Des mots pour le dire
D’Où PROVIENT CETTE ATMOSPHèRE SI PARTICULIèRE et si lumineuse ? Du fait, sans doute, que ce livre est une lettre de Minh Tran Huy (fidèle collaboratrice de Madame Figaro) à son fils de 2 ans et demi (qui la lira plus tard), avec tout ce que cela suppose de sincérité et d’émotion. Le petit Serge a un frère aîné de 10 ans, Paul, qui souffre d’un autisme sévère : il n’a pas d’interaction, ou très peu, avec les autres, il ne parlera jamais, il ne peut rester sans surveillance, il est souvent mû par une grande agitation. Alors la maman de Serge et de Paul tente de dire le combat de chaque instant qu’elle mène avec son mari, et qui les a menés au bord du gouffre. Mais ils ont tenu bon, et un deuxième enfant est arrivé, à qui elle veut dire la joie sans égale qu’il leur apporte, à qui elle dit aussi qu’il n’est pas là pour remplacer, réparer, compenser…
L’auteure revient sur l’exil de ses parents vietnamiens, dont les familles ont été très éprouvées pendant la guerre, et qui sont devenus des scientifiques respectés en France.

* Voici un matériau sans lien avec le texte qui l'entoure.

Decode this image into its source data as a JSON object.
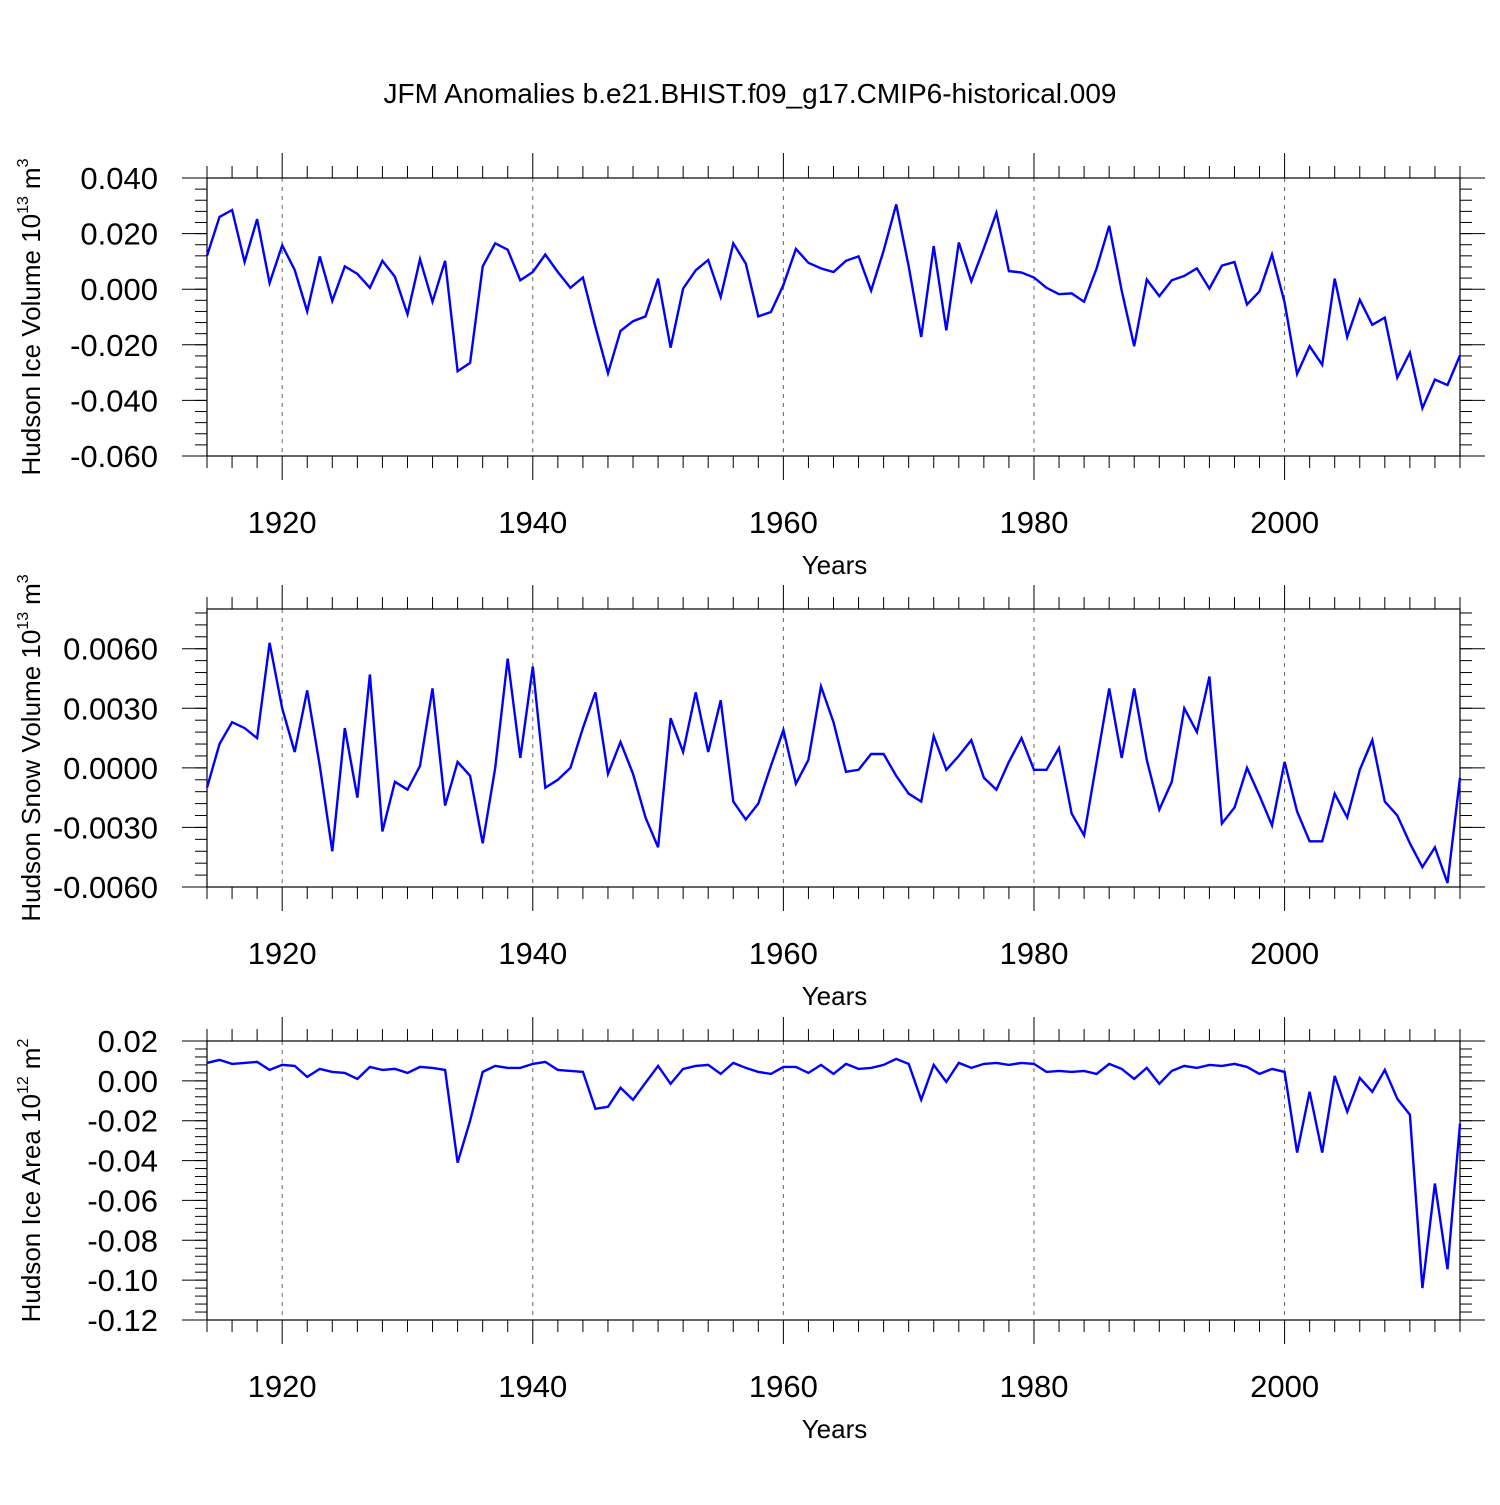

Comment il lui a fallu le handicap de Paul pour enfin remettre en question l’injonction parentale à la réussite scolaire qui l’a emprisonnée toute son enfance, et pour comprendre comment la méritocratie à la française génère in fine beaucoup trop de décisionnaires coupés de la réalité, dénués d’empathie et de goût pour le bien commun.
Et il faut bien malheureusement redire à quel point la France est en retard dans le traitement de l’autisme, et dans quel abandon inadmissible elle laisse les familles. L’épuisement et le désespoir, mais aussi la magie de l’enfance, tout cela se raconte dans une écriture enlevée et poétique qui sublime un quotidien infernal pour en débusquer la beauté. Parent ou non, lisez absolument cette lettre magnifique.